Saisie d’une question préjudicielle, la Cour de justice de l’Union Européenne avait alors rappelé que « l’article 13 de la directive européenne du 25 mai 1985 ne peut être interprétée comme laissant aux Etats membres la possibilité de maintenir un régime général de responsabilité du fait des produits défectueux différent de celui visé par la directive, de sorte que les droits conférés par la législation d’un Etat membre aux victimes d’un dommage causé par le défaut d’un produit au titre d’un régime général de responsabilité ayant le même fondement que celui mis en place par la directive, peuvent se trouver limités ou restreints à la suite de la transposition de la directive. » CJCE 25 avril 2002.

Cela se trouve être le cas en droit français où une victime d’un produit défectueux ne peut pas bénéficier de l’application du régime de responsabilité de plein droit du fait des choses.

Ce non cumul est rappelé par l’article 1245-17 du Code civil qui précise que : « Les dispositions du présent chapitre ne portent pas atteinte aux droits dont la victime d'un dommage peut se prévaloir au titre du droit de la responsabilité contractuelle ou extracontractuelle ou au titre d'un régime spécial de responsabilité. Le producteur reste responsable des conséquences de sa faute et de celle des personnes dont il répond. »

La seule possibilité pour la victime de bénéficier d’un régime de responsabilité dérogatoire serait une action fondée sur le vice cachée ou une faute, étant précisé que la faute doit être distincte du défaut de sécurité du produit.

Dans l’arrêt étudié, la Cour d’appel d’Aix-en-Provence a été particulièrement rigoureuse dans son analyse. Le dommage subi par l’appelante était consécutif au défaut de sécurité d’un produit. Aussi, la Cour retenait que le régime de responsabilité du fait des produits défectueux « est seul applicable dès lors que la sécurité d’un produit est en cause.
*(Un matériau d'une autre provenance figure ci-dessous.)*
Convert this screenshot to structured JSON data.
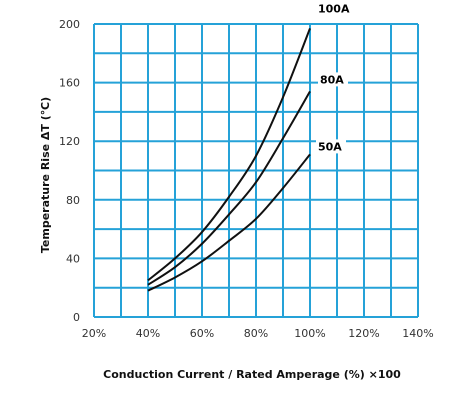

Il obéit à des règles propres comprenant notamment des règles de prescription et de forclusion particulières, applicables aux produits dont la mise en circulation est postérieure à sa date d’entrée en vigueur, c’est-à-dire le 23 mai 1998. »

Pour s’y retrouver, si un dommage corporel est causé par un produit défectueux, commercialisé après le 23 mai 1998, l’action de la victime doit être intentée dans le délai de trois ans à compter de sa connaissance du dommage, du défaut et de l’identité du producteur, sans que ce délai ne puisse excéder dix ans à compter de la mise en circulation.

En revanche, si le dommage subi par une victime n’entre pas dans la catégorie des produits défectueux, le délai de prescription de dix ans, dérogatoire au droit commun, trouvera à s’appliquer.

Une rigueur est alors nécessaire dans l’analyse des causes du dommage.